Buckhiester: Total revenue management and the downturn
 
Buckhiester: Total revenue management and the downturn
15 DECEMBER 2008 12:18 PM

Holding rates is the de facto advice for revenue managers in a downturn, but "total revenue management" may be just as valuable.

In the past eight weeks, I’ve spoken at three different conferences as well as a widely broadcasted Webinar. At every event, I’ve been asked: as a revenue management consultant what would I recommend to deal with the current economic downturn? Certainly, my first advice is to hold rates—price-cutting does not create volume as much it decreases revenues. But I’m quick to add that the adoption of a Total Revenue Management approach is equally important.

     Bonnie Buckhiester

The concept of Total RM is not new; hotels have always endeavored to choose the best pieces of business. The difference today is the desire to make this profit maximization approach more sophisticated and move beyond a rooms-centric revenue management effort. Simply put, Total RM is about finding the most profitable guest, about optimizing revenues and profits from all revenue streams (rooms, food and beverage, parking, spa, golf, retail, entertainment, et cetera).

 

The trends driving this transition to Total RM are many, but perhaps the most obvious is the pressure to preserve asset value and to increase (or at least stabilize) profitability overall. Other trends include the evolution of the Internet (particularly Travel 2.0) and the convergence of technologies. Research indicates that one billion mobile devices were shipped worldwide in 2006 alone, and so the manner in which consumers research and purchase hotel stays is changing rapidly. The availability of extreme amounts of market intelligence data is also affecting the move toward Total RM—we are able to “slice and dice” data a thousand different ways. 

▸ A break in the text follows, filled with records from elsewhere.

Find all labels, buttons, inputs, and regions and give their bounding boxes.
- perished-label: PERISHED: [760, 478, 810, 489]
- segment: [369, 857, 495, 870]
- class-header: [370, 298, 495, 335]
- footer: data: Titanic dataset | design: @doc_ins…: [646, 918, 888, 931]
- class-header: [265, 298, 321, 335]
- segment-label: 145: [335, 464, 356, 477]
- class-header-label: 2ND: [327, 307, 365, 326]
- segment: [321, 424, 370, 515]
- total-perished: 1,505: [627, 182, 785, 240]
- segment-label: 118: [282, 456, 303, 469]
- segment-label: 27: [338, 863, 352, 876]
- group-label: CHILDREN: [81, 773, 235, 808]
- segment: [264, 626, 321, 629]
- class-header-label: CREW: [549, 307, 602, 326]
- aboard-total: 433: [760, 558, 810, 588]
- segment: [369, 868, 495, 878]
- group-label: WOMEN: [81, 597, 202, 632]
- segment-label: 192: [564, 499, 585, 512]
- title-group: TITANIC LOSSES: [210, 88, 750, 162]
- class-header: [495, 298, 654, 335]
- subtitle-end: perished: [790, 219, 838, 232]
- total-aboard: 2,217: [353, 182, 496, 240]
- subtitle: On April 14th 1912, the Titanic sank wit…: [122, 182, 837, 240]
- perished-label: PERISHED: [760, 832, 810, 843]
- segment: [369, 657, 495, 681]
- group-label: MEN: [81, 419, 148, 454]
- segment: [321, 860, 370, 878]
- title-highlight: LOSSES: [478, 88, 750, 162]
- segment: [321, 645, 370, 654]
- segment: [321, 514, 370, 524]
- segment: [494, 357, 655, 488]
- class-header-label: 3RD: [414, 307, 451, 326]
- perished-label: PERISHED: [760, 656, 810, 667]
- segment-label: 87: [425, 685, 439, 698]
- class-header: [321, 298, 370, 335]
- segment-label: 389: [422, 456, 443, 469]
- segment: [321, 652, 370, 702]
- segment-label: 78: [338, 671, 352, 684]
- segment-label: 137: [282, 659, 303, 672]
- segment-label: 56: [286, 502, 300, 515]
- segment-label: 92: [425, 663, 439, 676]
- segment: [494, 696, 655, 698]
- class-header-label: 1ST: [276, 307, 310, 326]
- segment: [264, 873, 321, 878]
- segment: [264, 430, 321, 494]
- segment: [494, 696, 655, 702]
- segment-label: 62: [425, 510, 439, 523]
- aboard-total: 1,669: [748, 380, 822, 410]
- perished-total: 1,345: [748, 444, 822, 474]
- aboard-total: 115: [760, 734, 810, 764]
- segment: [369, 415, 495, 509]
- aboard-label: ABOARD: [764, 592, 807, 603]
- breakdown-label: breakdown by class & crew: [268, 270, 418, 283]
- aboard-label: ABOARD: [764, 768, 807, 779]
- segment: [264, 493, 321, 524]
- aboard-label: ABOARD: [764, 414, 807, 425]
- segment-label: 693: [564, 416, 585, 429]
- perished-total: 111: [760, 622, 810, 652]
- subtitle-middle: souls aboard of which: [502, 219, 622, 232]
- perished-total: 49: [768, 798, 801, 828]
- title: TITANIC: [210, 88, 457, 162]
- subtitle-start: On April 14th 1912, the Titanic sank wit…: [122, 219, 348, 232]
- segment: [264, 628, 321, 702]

So what are some of the characteristics that define the Total RM phenomena?

 

  • Tracking contribution (profitability) by segment from a “total spend” perspective and including these metrics in the P&L.
  • Identifying the “net-net” rate level by extracting associated costs unique to that rate. These costs are typically divided into two categories—internal and external. An example of an external cost would be GDS fees and travel agent commissions. An example of an internal cost would be F&B expenses associated with a package offering or a “concierge floor” room. The obvious advantage of knowing the “net-net” rate is being able to identify the most profitable rates as well as the most profitable market segments, room types, et cetera.
  • Tracking revenue per available room by room type by month to more clearly identify sub-optimal value propositions.
  • Greater reliance on detailed, drill-down displacement analysis to strategically select or deny business, including calculations on spend by revenue center.
  • Tracking upgrades methodically so that lost revenue opportunities are identified, monitored and mitigated.
  • Establishing a dynamic transient baseline that’s constantly updated. Many hotels use static and/or straight-lined baselines whereas a dynamic baseline approach is much more effective in optimizing demand. Updating the sales/catering system on a daily basis for close-in dates and weekly basis for medium and longer terms dates is easy to do.
  • Dynamic pricing of catering menus based on demand. This is a trend I’m seeing more and more and goes way beyond “holiday” pricing concepts. Soon static, printed banquet menus will be a thing of the past.
  • Forecasting catering demand in an unconstrained manner—this is based on tracking booking pace and turndowns to determine total demand in as detailed a manner as is done for rooms (based on availability, space not released, minimums not met, price resistance, et cetera).
  • Advanced menu engineering where price elasticity is frequently tested menu item by menu item.
  • Additional focus on F&B/catering metrics such as: 
                -ROGR (catering Revenue per Occupied Group Room)
                -RevPSF (Revenue per Square Foot),
                -ProPSF (Profit per Square Foot)
                -RevPASH (Revenue per Available Seat Hour)
  • Increased participation in F&B benchmark reports—although occupancy, average daily rate and RevPAR are the primary metrics tracked in benchmark reports, F&B statistics are getting more attention. This trend may be driven faster than expected due to the impact of Asia-Pacific hotels where F&B revenue and profit levels can exceed rooms’ division performance.

    This certainly is not a definitive list of the elements driving the Total RM trend. Suffice to say that if hotels are going to raise the bar in their RM efforts, it’s these types of initiatives that must be considered. And a Total RM approach is one of the best strategies to compete intelligently and create a competitive advantage in these fiercely competitive markets.